Originally written: September 8, 2015
Tonight was a long night on my feet and when I returned home, I was grumpy. I was angry because I wanted to eat something that tasted yummy, with lots of flavor, not good for me. I wanted pizza and chips and pie (and I don’t even like pie, unless it’s Boston Cream Pie, in which case give me two slices!).
Brian and I stood in the small space between the oven and our counter. I leaned on the green granite and his body and gave him a long glance. And for just a solitary, fleeting moment I wondered if I’ve got it all wrong.
What if this Christianity stuff is all just a fake? What if there is no God?
Forgive me, Lord, I thought in the very next breath. Forgive me.
And I walked over and picked up my phone to check my email, and of course, the Lord had already answered. He answered in the form of an email, from a young lady who rarely every emails, to let me know that today her “Bible study’s prayer focus was for those with MS. Not a coincidence,” she said, since she had just seen me the hour before for the first time in months. She wanted to let me know that I’d been on her heart and in her prayers all summer.

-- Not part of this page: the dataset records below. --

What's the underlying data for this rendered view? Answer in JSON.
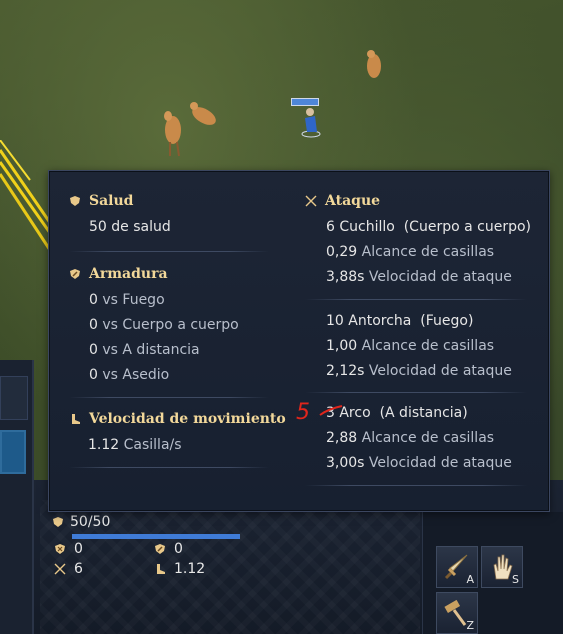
{
  "tooltip": {
    "health": {
      "title": "Salud",
      "value": "50 de salud",
      "icon": "heart-shield-icon"
    },
    "armor": {
      "title": "Armadura",
      "icon": "armor-shield-icon",
      "lines": [
        {
          "num": "0",
          "text": "vs Fuego"
        },
        {
          "num": "0",
          "text": "vs Cuerpo a cuerpo"
        },
        {
          "num": "0",
          "text": "vs A distancia"
        },
        {
          "num": "0",
          "text": "vs Asedio"
        }
      ]
    },
    "speed": {
      "title": "Velocidad de movimiento",
      "value": "1.12",
      "unit": "Casilla/s",
      "icon": "boot-icon"
    },
    "attack": {
      "title": "Ataque",
      "icon": "crossed-swords-icon",
      "weapons": [
        {
          "damage": "6 Cuchillo",
          "type": "(Cuerpo a cuerpo)",
          "range": "0,29",
          "range_label": "Alcance de casillas",
          "speed": "3,88s",
          "speed_label": "Velocidad de ataque"
        },
        {
          "damage": "10 Antorcha",
          "type": "(Fuego)",
          "range": "1,00",
          "range_label": "Alcance de casillas",
          "speed": "2,12s",
          "speed_label": "Velocidad de ataque"
        },
        {
          "damage": "3 Arco",
          "type": "(A distancia)",
          "range": "2,88",
          "range_label": "Alcance de casillas",
          "speed": "3,00s",
          "speed_label": "Velocidad de ataque"
        }
      ]
    },
    "annotation": "5"
  },
  "hud": {
    "hp_text": "50/50",
    "hp_fraction": 1.0,
    "armor_left": "0",
    "armor_right": "0",
    "attack": "6",
    "speed": "1.12",
    "abilities": [
      {
        "name": "attack-ability",
        "hotkey": "A",
        "icon": "sword-icon"
      },
      {
        "name": "stop-ability",
        "hotkey": "S",
        "icon": "hand-icon"
      },
      {
        "name": "build-ability",
        "hotkey": "Z",
        "icon": "hammer-icon"
      }
    ]
  },
  "colors": {
    "title_gold": "#f2d89a",
    "tooltip_bg": "#1d2535",
    "hp_blue": "#3f7bd6",
    "annotation_red": "#e0261c"
  }
}
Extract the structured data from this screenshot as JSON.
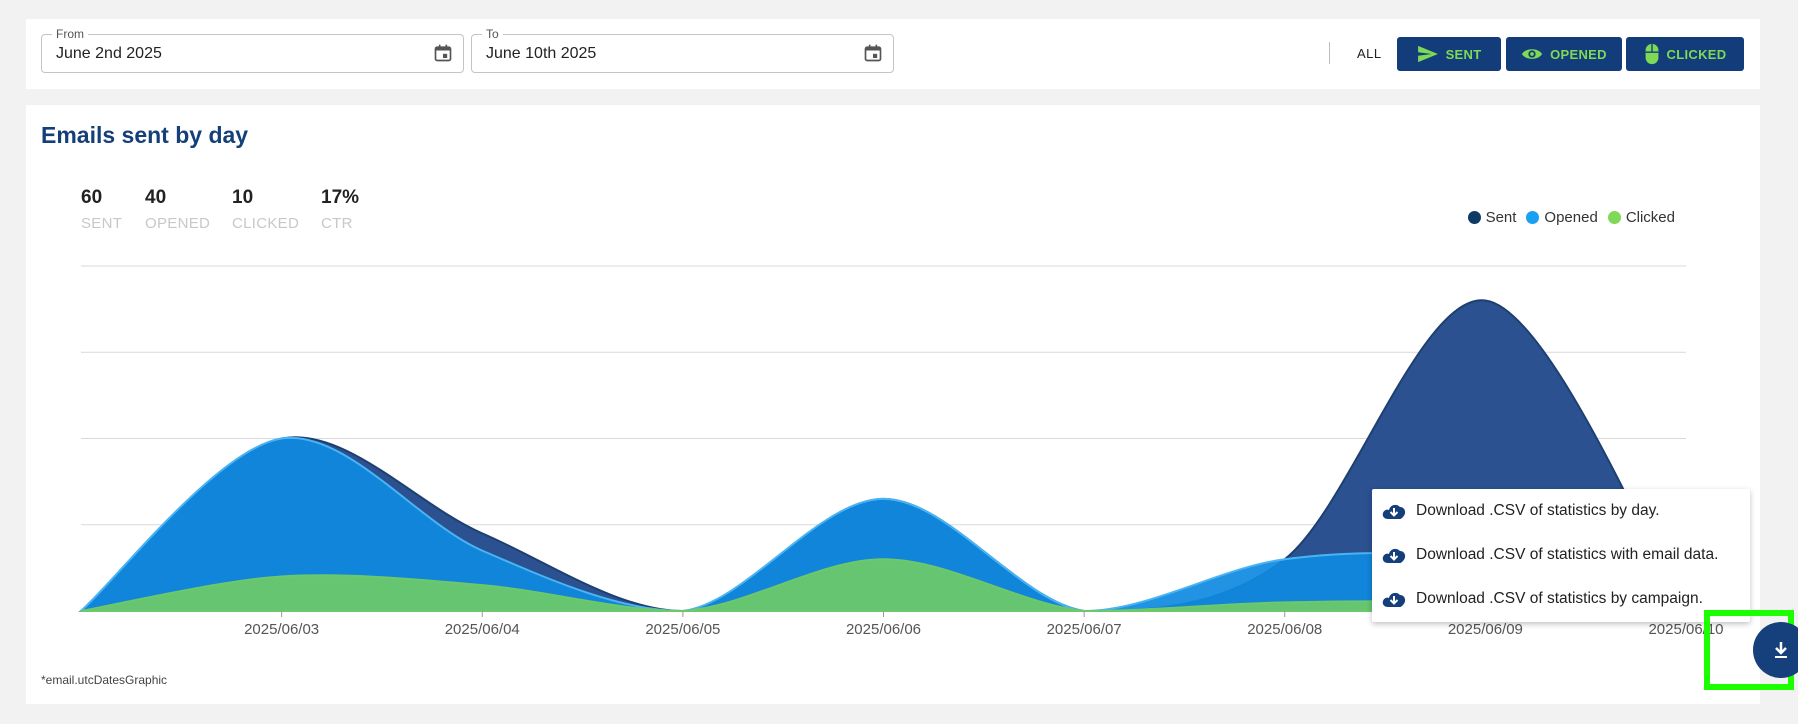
{
  "filters": {
    "from": {
      "label": "From",
      "value": "June 2nd 2025"
    },
    "to": {
      "label": "To",
      "value": "June 10th 2025"
    },
    "all_label": "ALL",
    "sent_label": "SENT",
    "opened_label": "OPENED",
    "clicked_label": "CLICKED"
  },
  "panel": {
    "title": "Emails sent by day",
    "footnote": "*email.utcDatesGraphic"
  },
  "stats": [
    {
      "value": "60",
      "caption": "SENT"
    },
    {
      "value": "40",
      "caption": "OPENED"
    },
    {
      "value": "10",
      "caption": "CLICKED"
    },
    {
      "value": "17%",
      "caption": "CTR"
    }
  ],
  "legend": [
    {
      "name": "Sent",
      "color": "#0d3b66"
    },
    {
      "name": "Opened",
      "color": "#1aa0f0"
    },
    {
      "name": "Clicked",
      "color": "#7ed957"
    }
  ],
  "download_menu": {
    "items": [
      "Download .CSV of statistics by day.",
      "Download .CSV of statistics with email data.",
      "Download .CSV of statistics by campaign."
    ]
  },
  "colors": {
    "accent": "#153f7a",
    "sent": "#2b5190",
    "opened": "#0f8ae0",
    "clicked": "#6cc86a",
    "highlight": "#1cff00"
  },
  "chart_data": {
    "type": "area",
    "x": [
      "2025/06/02",
      "2025/06/03",
      "2025/06/04",
      "2025/06/05",
      "2025/06/06",
      "2025/06/07",
      "2025/06/08",
      "2025/06/09",
      "2025/06/10"
    ],
    "tick_labels": [
      "2025/06/03",
      "2025/06/04",
      "2025/06/05",
      "2025/06/06",
      "2025/06/07",
      "2025/06/08",
      "2025/06/09",
      "2025/06/10"
    ],
    "ylim": [
      0,
      40
    ],
    "grid": true,
    "legend_position": "top-right",
    "series": [
      {
        "name": "Sent",
        "values": [
          0,
          20,
          9,
          0,
          13,
          0,
          6,
          36,
          0
        ]
      },
      {
        "name": "Opened",
        "values": [
          0,
          20,
          7,
          0,
          13,
          0,
          6,
          6,
          0
        ]
      },
      {
        "name": "Clicked",
        "values": [
          0,
          4,
          3,
          0,
          6,
          0,
          1,
          1,
          0
        ]
      }
    ]
  }
}
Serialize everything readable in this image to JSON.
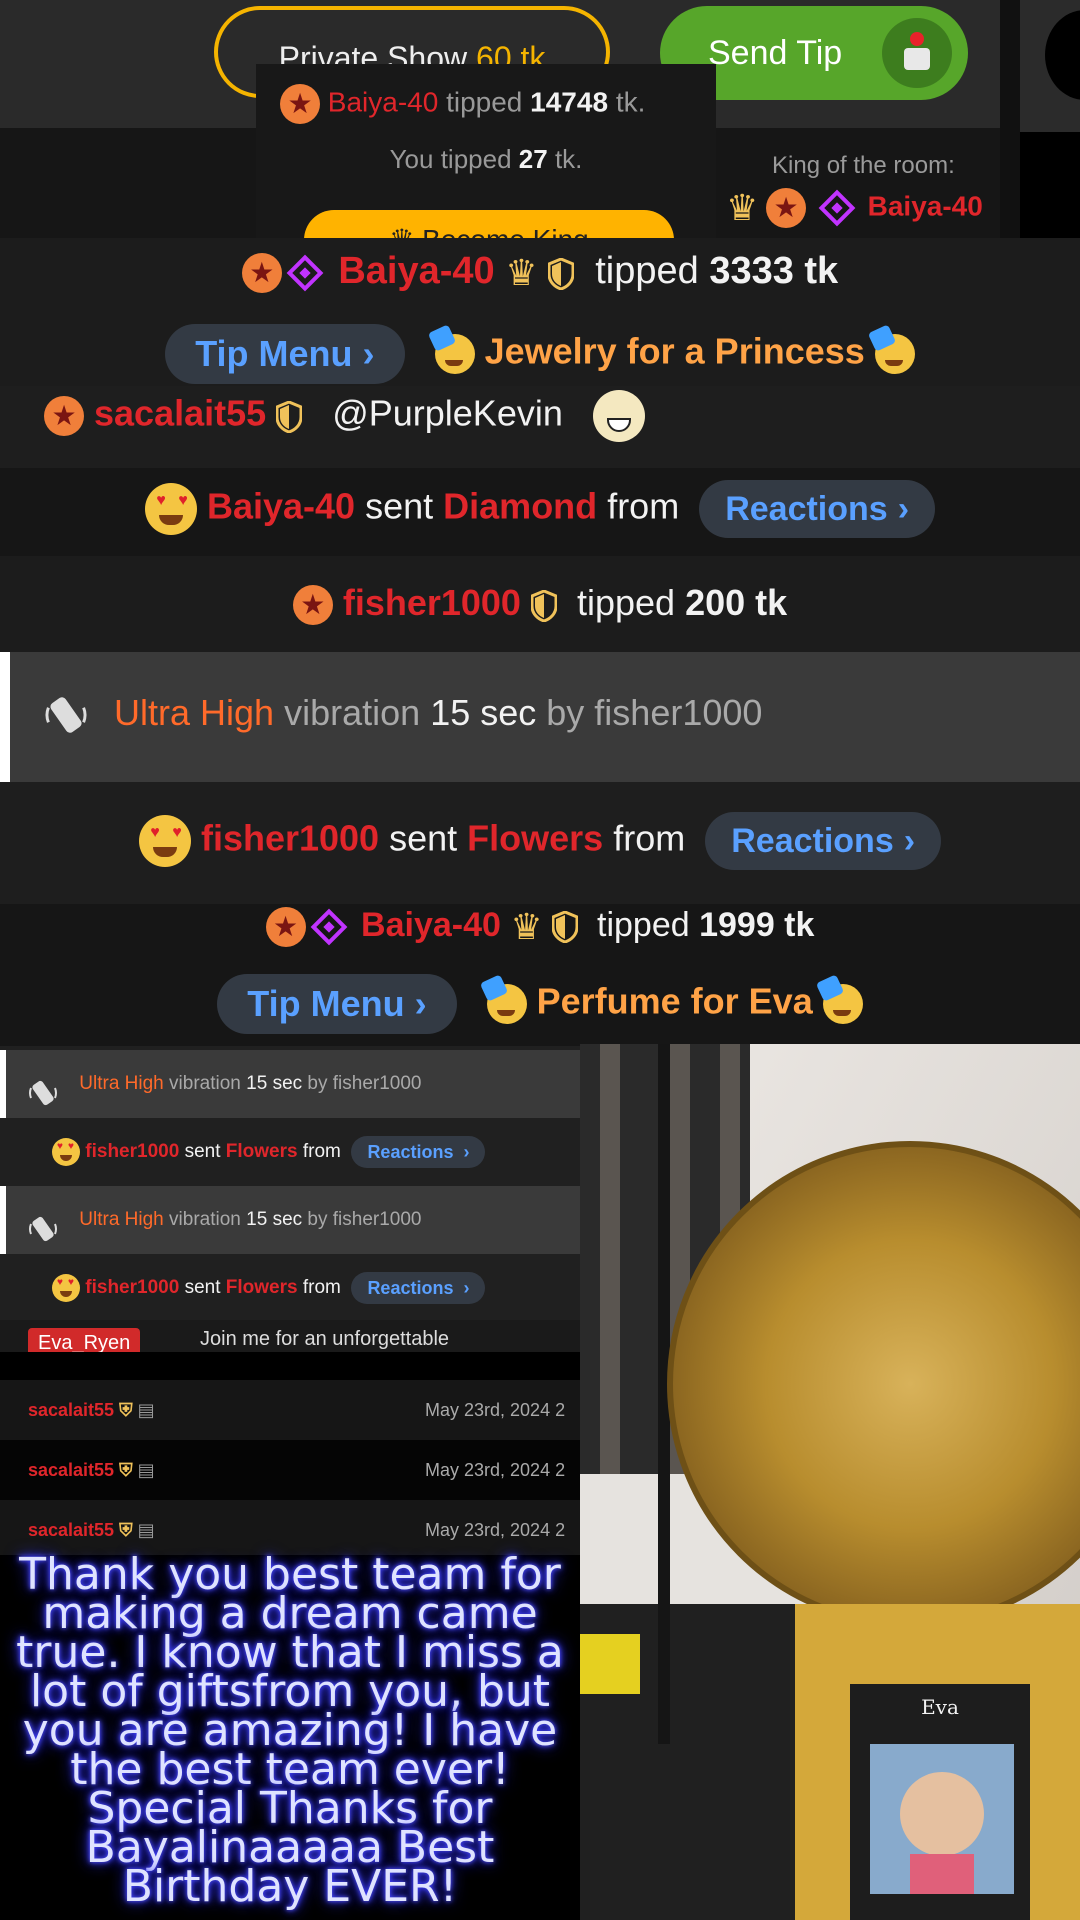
{
  "top_bar": {
    "private_show_label": "Private Show",
    "private_show_price": "60 tk",
    "send_tip_label": "Send Tip"
  },
  "king_popup": {
    "line1_user": "Baiya-40",
    "line1_action": "tipped",
    "line1_amount": "14748",
    "line1_unit": "tk.",
    "line2_prefix": "You tipped",
    "line2_amount": "27",
    "line2_unit": "tk.",
    "become_king_label": "Become King",
    "king_label": "King of the room:",
    "king_name": "Baiya-40"
  },
  "chat": {
    "r1": {
      "user": "Baiya-40",
      "action": "tipped",
      "amount": "3333 tk",
      "menu_label": "Tip Menu",
      "item": "Jewelry for a Princess"
    },
    "r2": {
      "user": "sacalait55",
      "mention": "@PurpleKevin"
    },
    "r3": {
      "user": "Baiya-40",
      "sent": "sent",
      "gift": "Diamond",
      "from": "from",
      "reactions_label": "Reactions"
    },
    "r4": {
      "user": "fisher1000",
      "action": "tipped",
      "amount": "200 tk"
    },
    "r5": {
      "level": "Ultra High",
      "vib": "vibration",
      "duration": "15 sec",
      "by": "by fisher1000"
    },
    "r6": {
      "user": "fisher1000",
      "sent": "sent",
      "gift": "Flowers",
      "from": "from",
      "reactions_label": "Reactions"
    },
    "r7": {
      "user": "Baiya-40",
      "action": "tipped",
      "amount": "1999 tk",
      "menu_label": "Tip Menu",
      "item": "Perfume for Eva"
    }
  },
  "small_chat": [
    {
      "level": "Ultra High",
      "vib": "vibration",
      "duration": "15 sec",
      "by": "by fisher1000"
    },
    {
      "user": "fisher1000",
      "sent": "sent",
      "gift": "Flowers",
      "from": "from",
      "reactions_label": "Reactions"
    },
    {
      "level": "Ultra High",
      "vib": "vibration",
      "duration": "15 sec",
      "by": "by fisher1000"
    },
    {
      "user": "fisher1000",
      "sent": "sent",
      "gift": "Flowers",
      "from": "from",
      "reactions_label": "Reactions"
    }
  ],
  "promo": {
    "tag": "Eva_Ryen",
    "text": "Join me for an unforgettable"
  },
  "log": [
    {
      "user": "sacalait55",
      "date": "May 23rd, 2024 2"
    },
    {
      "user": "sacalait55",
      "date": "May 23rd, 2024 2"
    },
    {
      "user": "sacalait55",
      "date": "May 23rd, 2024 2"
    }
  ],
  "thanks_message": "Thank you best team for making a dream came true. I know that I miss a lot of giftsfrom you, but you are amazing! I have the best team ever! Special Thanks for Bayalinaaaaa Best Birthday EVER!",
  "photo": {
    "frame_caption": "Eva"
  }
}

And I believed it. Because God was answering now. He even had the courtesy to email!
But I am mostly struck by his incredible, breathtaking GRACE. Even amidst the torrents of blessings, of confirmations, of answers, I question Him.
I do not deserve this God or His amazing grace. But oh, how sweet it is.
As Brian and I sat for a late dinner together, children already in bed, I prayed aloud for the two of us: “I believe. Help my unbelief.”